Tag: compliance

  • The Who/What/How and Why

    Data protection and Information Quality are linked in a number of ways. At one level, the EU Directive on Data Protection (95/46/EC) describes the underlying fundamental principles of Data Protection as “Principles for Data Quality”.
    While that is great pub quiz content, it helps to be able to make some more pragmatic and practical links as well.
    On a project a while ago, I was asked to help a client ensure that certain business processes they were putting in place with a partner organisation were data protection compliant. They’d been asked to do this by the partner organisation’s lawyers.
    I leaped into action, assuming that this would be an easy few days of billable. After all, all I needed to know was what data the partner organisation needed when and why to document some recommendations for my client on how to build a transparent and compliant set of policies and procedures for data protection.

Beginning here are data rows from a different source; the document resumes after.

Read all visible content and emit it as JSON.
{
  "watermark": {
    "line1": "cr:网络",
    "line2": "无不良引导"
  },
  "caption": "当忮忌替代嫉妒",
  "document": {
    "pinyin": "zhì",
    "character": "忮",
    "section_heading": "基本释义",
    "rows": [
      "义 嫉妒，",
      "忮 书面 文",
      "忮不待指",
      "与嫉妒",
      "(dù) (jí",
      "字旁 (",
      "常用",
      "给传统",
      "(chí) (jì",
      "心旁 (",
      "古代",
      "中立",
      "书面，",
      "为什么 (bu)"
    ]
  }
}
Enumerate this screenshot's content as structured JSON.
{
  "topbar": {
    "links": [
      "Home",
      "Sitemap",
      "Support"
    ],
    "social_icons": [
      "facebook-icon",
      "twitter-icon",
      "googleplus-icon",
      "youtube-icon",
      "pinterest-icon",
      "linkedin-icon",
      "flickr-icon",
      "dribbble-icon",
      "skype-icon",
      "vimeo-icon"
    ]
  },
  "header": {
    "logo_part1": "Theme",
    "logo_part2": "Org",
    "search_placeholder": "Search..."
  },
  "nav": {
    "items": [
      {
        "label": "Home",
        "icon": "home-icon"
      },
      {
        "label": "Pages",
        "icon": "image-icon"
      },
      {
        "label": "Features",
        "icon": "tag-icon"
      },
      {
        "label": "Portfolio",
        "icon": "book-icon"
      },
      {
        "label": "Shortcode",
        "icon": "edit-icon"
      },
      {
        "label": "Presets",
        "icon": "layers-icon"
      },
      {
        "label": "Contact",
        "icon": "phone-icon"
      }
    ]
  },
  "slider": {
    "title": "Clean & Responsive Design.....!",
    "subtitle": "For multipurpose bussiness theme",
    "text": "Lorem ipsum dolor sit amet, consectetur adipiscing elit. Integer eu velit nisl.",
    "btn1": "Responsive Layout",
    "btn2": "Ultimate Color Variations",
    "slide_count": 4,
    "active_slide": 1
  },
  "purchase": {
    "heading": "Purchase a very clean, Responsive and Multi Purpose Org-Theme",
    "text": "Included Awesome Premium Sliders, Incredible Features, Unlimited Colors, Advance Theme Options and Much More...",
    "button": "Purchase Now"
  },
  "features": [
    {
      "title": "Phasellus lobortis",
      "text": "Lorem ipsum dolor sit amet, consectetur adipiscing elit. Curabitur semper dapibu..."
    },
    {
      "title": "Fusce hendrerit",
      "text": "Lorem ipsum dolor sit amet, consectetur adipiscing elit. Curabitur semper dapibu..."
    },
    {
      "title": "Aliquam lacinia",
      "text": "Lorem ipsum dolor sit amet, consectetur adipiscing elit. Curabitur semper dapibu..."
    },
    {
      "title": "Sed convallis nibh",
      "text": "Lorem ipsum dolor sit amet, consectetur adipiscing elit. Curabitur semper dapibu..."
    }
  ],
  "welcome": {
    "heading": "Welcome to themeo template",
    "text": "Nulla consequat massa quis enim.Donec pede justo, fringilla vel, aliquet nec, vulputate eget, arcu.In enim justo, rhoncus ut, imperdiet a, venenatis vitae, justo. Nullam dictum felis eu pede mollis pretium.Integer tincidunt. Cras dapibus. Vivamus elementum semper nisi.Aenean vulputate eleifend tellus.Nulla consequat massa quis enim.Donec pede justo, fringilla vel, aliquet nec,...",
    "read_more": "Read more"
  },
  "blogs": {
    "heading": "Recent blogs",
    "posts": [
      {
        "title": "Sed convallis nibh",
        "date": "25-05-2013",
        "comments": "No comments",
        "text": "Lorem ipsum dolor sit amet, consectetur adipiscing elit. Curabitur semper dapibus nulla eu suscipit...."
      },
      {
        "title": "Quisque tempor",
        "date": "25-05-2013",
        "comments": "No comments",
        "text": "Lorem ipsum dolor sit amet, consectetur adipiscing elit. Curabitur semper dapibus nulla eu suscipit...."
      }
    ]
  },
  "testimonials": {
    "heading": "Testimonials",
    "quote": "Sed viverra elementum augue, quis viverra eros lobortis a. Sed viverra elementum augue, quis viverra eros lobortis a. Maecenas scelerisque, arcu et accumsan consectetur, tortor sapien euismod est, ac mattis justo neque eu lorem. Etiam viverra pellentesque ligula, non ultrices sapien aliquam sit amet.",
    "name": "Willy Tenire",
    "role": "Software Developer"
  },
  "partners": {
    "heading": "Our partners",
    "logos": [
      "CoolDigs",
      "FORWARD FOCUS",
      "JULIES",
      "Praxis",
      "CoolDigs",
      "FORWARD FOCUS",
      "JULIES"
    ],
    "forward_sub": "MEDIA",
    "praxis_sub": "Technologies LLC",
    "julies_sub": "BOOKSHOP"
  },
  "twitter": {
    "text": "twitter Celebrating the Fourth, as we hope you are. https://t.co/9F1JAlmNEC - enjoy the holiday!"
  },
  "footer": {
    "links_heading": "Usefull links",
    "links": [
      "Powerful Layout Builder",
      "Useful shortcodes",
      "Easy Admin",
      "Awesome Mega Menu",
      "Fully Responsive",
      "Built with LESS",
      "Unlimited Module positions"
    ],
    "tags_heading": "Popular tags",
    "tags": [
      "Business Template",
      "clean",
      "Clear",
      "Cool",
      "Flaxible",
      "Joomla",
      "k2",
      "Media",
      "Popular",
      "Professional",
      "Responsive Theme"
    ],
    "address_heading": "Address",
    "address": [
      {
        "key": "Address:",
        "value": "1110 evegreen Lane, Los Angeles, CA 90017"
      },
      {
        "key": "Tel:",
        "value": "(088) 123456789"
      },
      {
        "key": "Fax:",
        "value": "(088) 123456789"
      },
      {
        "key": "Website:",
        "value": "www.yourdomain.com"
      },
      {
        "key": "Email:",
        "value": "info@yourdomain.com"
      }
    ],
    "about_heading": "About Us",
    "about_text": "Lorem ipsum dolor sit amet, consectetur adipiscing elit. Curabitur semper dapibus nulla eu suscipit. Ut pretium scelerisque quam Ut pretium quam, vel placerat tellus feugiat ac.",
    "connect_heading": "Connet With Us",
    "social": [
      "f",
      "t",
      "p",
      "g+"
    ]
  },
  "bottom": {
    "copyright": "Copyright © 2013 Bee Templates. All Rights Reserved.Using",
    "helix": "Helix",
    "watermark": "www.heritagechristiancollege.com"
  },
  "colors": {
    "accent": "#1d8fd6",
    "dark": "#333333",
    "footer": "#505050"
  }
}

    Unfortunately the partner organisation seemed to lack an understanding of the what’s, why’s, when’s, and how’s of their data. This was perplexing as, nice and all as a blank canvas is, sometimes you need to have a sense of the landscape to draw your conclusions against.
    The engagement I had from the partner organisation was focussed on their need to be able to take certain steps if certain circumstances came to pass. While the focus on the goal was commendable, it served to generate tunnel vision on the part of the partner that put a significantly valuable project at risk.
    Goals and objectives (why) are all well and good. But Knowledge Workers need to be able to link these to processes (how) and information needs (what). Deming famously said that if you can’t describe what you are doing as a process then you don’t know what you are doing. I’d go further and say that if you can’t identify the data and information you need to do what you are doing then you can’t be doing it- at least not without massively increased costs and risks (particularly of non-compliance with regulations).
    In the end I made some assumptions about the what’s and how’s of the partner organisation’s processes in order to meet the goal that they had focussed on so narrowly.
    That enabled me to map out an approach to data protection compliance based on a “minimum necessary” principle. And that got my client and their partner over the hump.
    But, from an information quality perspective, not being able to answer the why/why/how questions means you can’t set meaningful measures of “fitness for purpose”. If you don’t know what facts are needed you don’t know if information is missing. if you don’t know what use data will be put to you can’t possibly tell if it is accurate enough.

    So, both Data Protection and Information Quality require people to know the what/why/how questions about their information to allow any meaningful outcome to ensue. If you can’t answer those questions you simply cannot be doing business.
    To paraphrase Deming – we need to work on our processes, not their outcome.